Nachdem Maddy genüsslich einen Schluck ihres Tees getrunken hatte, zeigte sie auf die Bilder an der Wand und fragte:
«Sind die Fische nicht wunderhübsch?» Tristan, der keine Lust auf ein Gespräch über Unterwassertiere hatte, nickte kaum sichtbar. Seine Unfreundlichkeit schien Maddy nicht aufzufallen. Unbeeindruckt fuhr sie fort:
«Du solltest dir diese Fische unbedingt in Wirklichkeit ansehen. Sie sind einfach traumhaft. Das rote Meer ist eines der schönsten Meere auf der ganzen Welt. Die Farbenpracht der Fische ist einfach umwerfend. Du hast doch vor, es dir anzusehen, oder?» Gespannt blickte Maddy Tristan an. Als Tristan sie nur düster anstarrte, fügte sie hinzu:
«Oder magst du lieber Sonne tanken und ausspannen?» Geduldig wartete Maddy auf seine Antwort, bis er schliesslich genervt brummte:
«Ich bin nicht zum Spass hier. Ich habe einen Auftrag. Eine Familiengeschichte.»
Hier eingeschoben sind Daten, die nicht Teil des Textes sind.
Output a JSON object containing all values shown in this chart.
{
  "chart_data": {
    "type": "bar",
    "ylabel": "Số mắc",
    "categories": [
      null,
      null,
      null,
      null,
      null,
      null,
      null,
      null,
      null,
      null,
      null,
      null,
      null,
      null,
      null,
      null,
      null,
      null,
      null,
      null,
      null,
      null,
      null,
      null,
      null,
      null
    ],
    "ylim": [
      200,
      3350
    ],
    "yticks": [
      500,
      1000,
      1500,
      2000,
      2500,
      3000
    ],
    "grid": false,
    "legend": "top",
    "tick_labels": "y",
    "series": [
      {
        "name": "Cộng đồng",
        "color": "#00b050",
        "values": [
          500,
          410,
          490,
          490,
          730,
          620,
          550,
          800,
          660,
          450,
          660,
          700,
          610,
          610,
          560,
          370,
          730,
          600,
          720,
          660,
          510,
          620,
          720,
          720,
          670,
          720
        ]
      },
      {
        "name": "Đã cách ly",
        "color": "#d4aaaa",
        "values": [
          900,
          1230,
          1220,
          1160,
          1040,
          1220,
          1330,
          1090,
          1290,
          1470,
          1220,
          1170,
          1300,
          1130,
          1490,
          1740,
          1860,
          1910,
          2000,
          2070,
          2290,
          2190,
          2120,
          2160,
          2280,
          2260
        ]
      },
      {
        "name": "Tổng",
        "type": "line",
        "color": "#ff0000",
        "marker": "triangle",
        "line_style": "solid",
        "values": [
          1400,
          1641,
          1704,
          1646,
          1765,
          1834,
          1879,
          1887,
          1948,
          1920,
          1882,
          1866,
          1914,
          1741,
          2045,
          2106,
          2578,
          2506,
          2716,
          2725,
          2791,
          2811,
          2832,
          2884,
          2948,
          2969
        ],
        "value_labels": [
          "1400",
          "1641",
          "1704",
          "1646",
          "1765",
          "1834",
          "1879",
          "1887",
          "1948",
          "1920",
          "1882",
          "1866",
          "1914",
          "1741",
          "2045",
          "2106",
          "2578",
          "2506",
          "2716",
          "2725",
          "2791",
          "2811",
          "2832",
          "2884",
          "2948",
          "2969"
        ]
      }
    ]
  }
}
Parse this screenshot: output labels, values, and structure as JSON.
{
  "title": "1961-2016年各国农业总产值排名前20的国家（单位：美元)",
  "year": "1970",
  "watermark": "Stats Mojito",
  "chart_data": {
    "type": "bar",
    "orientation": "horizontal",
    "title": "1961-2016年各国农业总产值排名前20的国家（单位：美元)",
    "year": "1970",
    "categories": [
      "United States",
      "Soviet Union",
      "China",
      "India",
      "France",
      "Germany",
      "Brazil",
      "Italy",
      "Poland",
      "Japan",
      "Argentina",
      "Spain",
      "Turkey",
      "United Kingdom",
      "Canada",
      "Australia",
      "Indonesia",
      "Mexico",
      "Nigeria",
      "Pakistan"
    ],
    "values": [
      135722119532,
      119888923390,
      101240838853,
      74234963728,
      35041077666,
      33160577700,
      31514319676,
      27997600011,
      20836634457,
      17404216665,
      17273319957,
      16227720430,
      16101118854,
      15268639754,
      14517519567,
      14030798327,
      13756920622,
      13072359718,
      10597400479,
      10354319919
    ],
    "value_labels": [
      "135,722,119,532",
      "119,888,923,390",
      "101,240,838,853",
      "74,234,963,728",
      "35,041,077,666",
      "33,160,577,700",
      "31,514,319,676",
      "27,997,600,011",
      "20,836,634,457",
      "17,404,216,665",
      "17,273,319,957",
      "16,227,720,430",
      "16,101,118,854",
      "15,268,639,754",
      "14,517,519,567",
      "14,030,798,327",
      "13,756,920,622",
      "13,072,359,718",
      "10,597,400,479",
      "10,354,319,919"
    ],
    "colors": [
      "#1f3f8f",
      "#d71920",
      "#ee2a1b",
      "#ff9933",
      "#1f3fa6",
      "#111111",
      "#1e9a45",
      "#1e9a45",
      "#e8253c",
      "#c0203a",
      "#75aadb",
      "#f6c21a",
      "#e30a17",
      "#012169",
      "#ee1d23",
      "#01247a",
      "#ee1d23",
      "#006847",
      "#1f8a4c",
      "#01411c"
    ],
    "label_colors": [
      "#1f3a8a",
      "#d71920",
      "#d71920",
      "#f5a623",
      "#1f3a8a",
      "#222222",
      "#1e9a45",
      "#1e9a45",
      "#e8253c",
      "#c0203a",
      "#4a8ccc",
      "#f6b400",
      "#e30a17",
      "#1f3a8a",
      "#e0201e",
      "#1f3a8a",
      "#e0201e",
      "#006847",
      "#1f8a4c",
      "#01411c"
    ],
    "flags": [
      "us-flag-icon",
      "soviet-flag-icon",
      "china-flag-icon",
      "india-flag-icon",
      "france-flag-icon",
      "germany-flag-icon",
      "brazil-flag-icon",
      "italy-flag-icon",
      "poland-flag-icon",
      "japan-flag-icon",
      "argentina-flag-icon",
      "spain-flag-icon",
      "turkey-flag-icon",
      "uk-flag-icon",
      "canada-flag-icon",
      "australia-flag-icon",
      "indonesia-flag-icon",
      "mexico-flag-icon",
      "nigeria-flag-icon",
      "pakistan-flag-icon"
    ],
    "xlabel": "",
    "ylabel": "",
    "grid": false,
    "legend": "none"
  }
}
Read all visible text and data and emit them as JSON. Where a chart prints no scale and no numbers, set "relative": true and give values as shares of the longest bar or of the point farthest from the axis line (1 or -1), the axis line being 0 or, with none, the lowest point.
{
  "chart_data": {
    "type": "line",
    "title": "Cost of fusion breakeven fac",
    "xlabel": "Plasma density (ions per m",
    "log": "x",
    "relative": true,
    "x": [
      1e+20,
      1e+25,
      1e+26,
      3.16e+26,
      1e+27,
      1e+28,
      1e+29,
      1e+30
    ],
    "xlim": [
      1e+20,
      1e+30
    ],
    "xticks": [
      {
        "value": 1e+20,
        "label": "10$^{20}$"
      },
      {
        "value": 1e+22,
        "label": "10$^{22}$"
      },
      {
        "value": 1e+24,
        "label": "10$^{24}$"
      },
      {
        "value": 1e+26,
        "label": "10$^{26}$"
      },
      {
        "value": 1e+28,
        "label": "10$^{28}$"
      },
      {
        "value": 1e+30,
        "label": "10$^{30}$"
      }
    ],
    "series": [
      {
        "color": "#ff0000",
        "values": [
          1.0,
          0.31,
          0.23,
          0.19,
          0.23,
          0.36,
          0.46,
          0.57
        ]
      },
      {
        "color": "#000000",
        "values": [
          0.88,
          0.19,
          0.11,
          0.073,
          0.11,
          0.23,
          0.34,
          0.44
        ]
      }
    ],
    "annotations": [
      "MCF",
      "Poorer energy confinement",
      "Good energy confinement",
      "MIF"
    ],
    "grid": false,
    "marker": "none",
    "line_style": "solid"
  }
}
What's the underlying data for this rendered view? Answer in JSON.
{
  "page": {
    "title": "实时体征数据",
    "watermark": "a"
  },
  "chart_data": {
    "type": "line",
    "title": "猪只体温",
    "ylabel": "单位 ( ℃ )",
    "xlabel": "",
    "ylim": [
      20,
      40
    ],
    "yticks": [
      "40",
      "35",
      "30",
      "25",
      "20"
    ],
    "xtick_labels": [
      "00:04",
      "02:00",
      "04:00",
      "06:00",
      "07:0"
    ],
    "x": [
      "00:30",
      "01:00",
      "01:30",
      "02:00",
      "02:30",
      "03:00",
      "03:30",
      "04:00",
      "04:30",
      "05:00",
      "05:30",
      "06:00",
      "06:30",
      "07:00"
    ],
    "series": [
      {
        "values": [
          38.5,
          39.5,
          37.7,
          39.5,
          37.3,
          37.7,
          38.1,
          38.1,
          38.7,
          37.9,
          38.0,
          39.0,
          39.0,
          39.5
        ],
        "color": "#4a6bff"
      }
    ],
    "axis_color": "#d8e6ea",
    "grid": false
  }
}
«Einen Auftrag? Das klingt ja spannend». Jetzt hatte er Maddys Interesse erst richtig geweckt. Bevor sie weitere Fragen stellen konnte, legte Tristan ein paar Scheine auf den Tisch und erhob sich.
«Ich schaue mal nach, ob ich den Typen von vorhin wiederfinde, damit wir endlich hier rauskommen», brummelte er und ging davon. Maddy schaute ihm amüsiert nach. Genüsslich trank sie den letzten Schluck ihres Tees und folgte Tristan dann zurück zur Gepäckausgabe. Sie fand ihn, wie er unschlüssig in der grossen Halle stand. Als sie sich zu ihm gesellte, kamen auch gerade die Sicherheitsleute durch die Tür. Sie erklärten, dass ihr Gepäck wieder aufgetaucht sei. Aus unerklärlichen Gründen habe es bei der Sortierung der Koffer eine Verwechslung gegeben, die sich jetzt aber doch noch geklärt habe.